# Question #35ef6

Mar 25, 2017

You start from the buffer equation:

$p H = p {K}_{a} + {\log}_{10} \left(\frac{\left[{C}_{3} {H}_{7} {O}_{2}^{-}\right]}{\left[{C}_{3} {H}_{7} C {O}_{2} H\right]}\right)$

#### Explanation:

And for your problem:

$5.17 = 4.069 + {\log}_{10} \left(\frac{\left[{C}_{3} {H}_{7} {O}_{2}^{-}\right]}{\left[{C}_{3} {H}_{7} C {O}_{2} H\right]}\right)$

Clearly, ${\log}_{10} \left(\frac{\left[{C}_{3} {H}_{7} {O}_{2}^{-}\right]}{\left[{C}_{3} {H}_{7} C {O}_{2} H\right]}\right) = 5.17 - 4.069 = 1.10$

And we take antilogs.........

${10}^{1.10} = \frac{\left[{C}_{3} {H}_{7} {O}_{2}^{-}\right]}{\left[{C}_{3} {H}_{7} C {O}_{2} H\right]} = 12.62$

But by spec. $\left[{C}_{3} {H}_{7} C {O}_{2} H\right] = 0.50 \cdot m o l \cdot {L}^{-} 1$.

So $\left[{C}_{3} {H}_{7} {O}_{2}^{-}\right] = 6.31 \cdot m o l \cdot {L}^{-} 1$

For convenience, we would first prepare a $6.81 \cdot m o l \cdot {L}^{-} 1$ solution of $\text{propionic acid}$ (which as I recall would not have a very pleasant smell!), and then add a $6.31 \cdot m o l$ $K O H$ to a $1 \cdot L$ volume.

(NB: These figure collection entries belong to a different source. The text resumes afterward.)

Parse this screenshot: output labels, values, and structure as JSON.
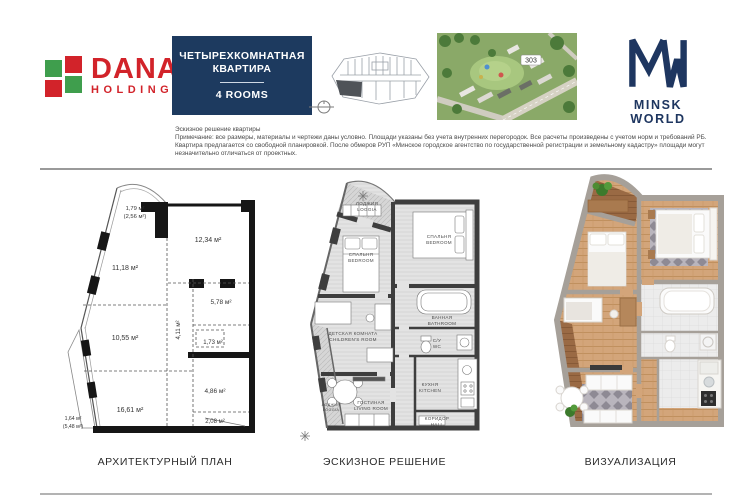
{
  "header": {
    "dana_logo": {
      "name": "DANA",
      "sub": "HOLDINGS"
    },
    "title_block": {
      "line1": "ЧЕТЫРЕХКОМНАТНАЯ",
      "line2": "КВАРТИРА",
      "rooms": "4 ROOMS"
    },
    "aerial": {
      "marker": "303"
    },
    "mw_logo": {
      "wordmark": "MINSK WORLD"
    }
  },
  "disclaimer": {
    "title": "Эскизное решение квартиры",
    "body": "Примечание: все размеры, материалы и чертежи даны условно. Площади указаны без учета внутренних перегородок. Все расчеты произведены с учетом норм и требований РБ. Квартира предлагается со свободной планировкой. После обмеров РУП «Минское городское агентство по государственной регистрации и земельному кадастру» площади могут незначительно отличаться от проектных."
  },
  "plans": {
    "architectural": {
      "caption": "АРХИТЕКТУРНЫЙ ПЛАН",
      "areas": {
        "loggia_top": "1,79 м²",
        "loggia_top_total": "(2,56 м²)",
        "room_top_right": "12,34 м²",
        "room_upper_left": "11,18 м²",
        "room_mid_right": "5,78 м²",
        "corridor": "4,11 м²",
        "room_mid_left": "10,55 м²",
        "storage": "1,73 м²",
        "bathroom": "4,86 м²",
        "room_bottom_left": "16,61 м²",
        "wc": "2,08 м²",
        "loggia_bottom": "1,64 м²",
        "loggia_bottom_total": "(5,48 м²)"
      }
    },
    "sketch": {
      "caption": "ЭСКИЗНОЕ РЕШЕНИЕ",
      "rooms": {
        "loggia_top": {
          "ru": "ЛОДЖИЯ",
          "en": "LOGGIA"
        },
        "bedroom_left": {
          "ru": "СПАЛЬНЯ",
          "en": "BEDROOM"
        },
        "bedroom_right": {
          "ru": "СПАЛЬНЯ",
          "en": "BEDROOM"
        },
        "bathroom": {
          "ru": "ВАННАЯ",
          "en": "BATHROOM"
        },
        "wc": {
          "ru": "С/У",
          "en": "WC"
        },
        "children": {
          "ru": "ДЕТСКАЯ КОМНАТА",
          "en": "CHILDREN'S ROOM"
        },
        "kitchen": {
          "ru": "КУХНЯ",
          "en": "KITCHEN"
        },
        "living": {
          "ru": "ГОСТИНАЯ",
          "en": "LIVING ROOM"
        },
        "loggia_bottom": {
          "ru": "ЛОДЖИЯ",
          "en": "LOGGIA"
        },
        "hall": {
          "ru": "КОРИДОР",
          "en": "HALL"
        }
      }
    },
    "visualization": {
      "caption": "ВИЗУАЛИЗАЦИЯ"
    }
  },
  "colors": {
    "navy": "#1d3a5f",
    "brand_red": "#d2232a",
    "brand_green": "#3f9e4d",
    "wall_dark": "#161616",
    "sketch_wall": "#3e3e3e",
    "render_wall": "#a6a099",
    "wood": "#d2a377"
  }
}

Alternatively, we could add $6.31 \cdot m o l \times 96.07 \cdot g \cdot m o {l}^{-} 1 = 606.1 \cdot g$ $\text{sodium propionate}$ to a $1 \cdot L$ volume of $0.500 \cdot m o l \cdot {L}^{-} 1$ $\text{propionic acid}$. (The volumes would not change too much!)